You've perhaps noticed less outfit posts on the blog the past few months. I've been feeling in a weird place with fashion - not sure if I like my current wardrobe, not sure what style I want to achieve, not feeling good about the way a lot of my clothes are fitting me. I decided to do a huge wardrobe purge and donated over 100 items from my closet. All that remains are items that I like and actually wear, which is a good start.
To take things a step further, I'm also reading The Curated Closet by Anuschka Rees. In short, it's kind of a step-by-step guide to help you find your personal style and build a quality wardrobe with items that will last for years. I'm not very far into the book yet (and there's actually work involved, like documenting what I wear), so I'll share a full review in our monthly reads when I'm done. For now though, I'm enjoying having a smaller closet to sift through and am excited to put together outfits with the pieces I decided to keep.
In addition to downsizing my closet, you may have noticed that it also relocated! When we moved into our house, we had always planned to build an open closet system in the guest bedroom. Our plans took a backseat to bigger projects, like the music room and basement renovation, but with time off work and a smaller closet to work with, we tackled it last week and I'm truly in love.
We started by putting an IKEA Billy bookcase in the corner of the room to use as a shoe shelf. We added an extender and about 4-5 extra shelves to fit all of my shoes, and so far it's been great having easy access to all of my shoes in one place. Next to that we had about 6 feet of space to hang the closet. We went to Home Depot and bought three heavy duty shelf brackets with rod supports, a 6' pine board, and a 6' wooden dowel rod. Nick sanded the pine board and dowel, added a coat of polyurethane (already on hand from this project), and then repeated that process two more times.

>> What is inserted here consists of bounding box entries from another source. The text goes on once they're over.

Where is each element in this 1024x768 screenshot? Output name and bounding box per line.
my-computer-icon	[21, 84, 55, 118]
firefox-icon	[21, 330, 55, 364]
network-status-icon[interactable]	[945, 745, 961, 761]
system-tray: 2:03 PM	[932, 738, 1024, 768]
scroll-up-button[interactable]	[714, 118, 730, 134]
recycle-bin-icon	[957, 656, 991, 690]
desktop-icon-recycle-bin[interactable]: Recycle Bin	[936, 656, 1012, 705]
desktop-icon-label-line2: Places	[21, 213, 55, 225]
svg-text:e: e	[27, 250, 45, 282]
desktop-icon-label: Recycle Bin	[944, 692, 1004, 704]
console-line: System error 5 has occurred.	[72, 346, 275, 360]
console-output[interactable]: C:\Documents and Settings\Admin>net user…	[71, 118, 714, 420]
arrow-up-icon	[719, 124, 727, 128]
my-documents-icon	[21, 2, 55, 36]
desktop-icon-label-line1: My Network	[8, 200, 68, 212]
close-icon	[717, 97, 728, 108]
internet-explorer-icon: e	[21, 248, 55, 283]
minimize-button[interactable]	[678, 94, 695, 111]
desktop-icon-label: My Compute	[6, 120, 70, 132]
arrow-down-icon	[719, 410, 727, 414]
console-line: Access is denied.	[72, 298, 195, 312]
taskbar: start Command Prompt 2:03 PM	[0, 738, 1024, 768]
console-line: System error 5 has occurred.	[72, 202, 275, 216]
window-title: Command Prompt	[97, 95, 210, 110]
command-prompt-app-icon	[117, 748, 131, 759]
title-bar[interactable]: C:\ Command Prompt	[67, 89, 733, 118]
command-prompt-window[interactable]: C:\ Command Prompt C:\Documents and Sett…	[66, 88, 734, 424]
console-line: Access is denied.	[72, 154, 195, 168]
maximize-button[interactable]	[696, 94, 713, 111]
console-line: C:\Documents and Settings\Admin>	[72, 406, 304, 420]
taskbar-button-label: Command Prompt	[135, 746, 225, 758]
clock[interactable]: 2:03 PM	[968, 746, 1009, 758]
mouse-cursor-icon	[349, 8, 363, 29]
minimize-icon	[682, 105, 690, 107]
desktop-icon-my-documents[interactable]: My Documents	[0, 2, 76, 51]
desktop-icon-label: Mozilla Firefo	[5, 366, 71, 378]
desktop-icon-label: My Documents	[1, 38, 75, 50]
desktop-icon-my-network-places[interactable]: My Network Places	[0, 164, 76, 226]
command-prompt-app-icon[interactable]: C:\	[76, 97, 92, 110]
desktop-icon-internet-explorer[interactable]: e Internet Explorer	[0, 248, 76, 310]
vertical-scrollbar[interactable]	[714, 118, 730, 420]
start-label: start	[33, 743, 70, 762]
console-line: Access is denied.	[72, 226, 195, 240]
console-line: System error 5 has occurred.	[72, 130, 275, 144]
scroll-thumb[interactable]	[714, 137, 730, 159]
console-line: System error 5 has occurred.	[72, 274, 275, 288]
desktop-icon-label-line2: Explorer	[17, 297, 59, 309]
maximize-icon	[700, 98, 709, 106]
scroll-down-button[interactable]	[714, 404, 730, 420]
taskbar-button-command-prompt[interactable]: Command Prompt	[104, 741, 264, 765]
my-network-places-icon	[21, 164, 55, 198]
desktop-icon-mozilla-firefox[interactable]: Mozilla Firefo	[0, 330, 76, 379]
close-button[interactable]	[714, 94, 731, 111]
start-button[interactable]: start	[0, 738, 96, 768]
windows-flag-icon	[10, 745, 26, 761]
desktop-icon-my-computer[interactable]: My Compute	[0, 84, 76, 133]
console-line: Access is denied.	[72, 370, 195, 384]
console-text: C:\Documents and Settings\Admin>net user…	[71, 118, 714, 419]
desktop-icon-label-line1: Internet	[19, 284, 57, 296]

Once the polyurethane was fully dried and had time some to cure, we attached the brackets to the wall using wall anchors and screws, and then screwed the shelf and rod into the brackets. All in, we spent about $35 - not too bad! I even upgraded my black, plastic hangers to these wooden hangers from Amazon (30 for $23) and I think they make a huge visual impact. I also went back to my old trick of hanging all my clothes up backwards so that as I wear and wash an item, I can hang it up forwards and see what's not being worn. In 6 months or so I'll go through my closet again and get rid of unworn items.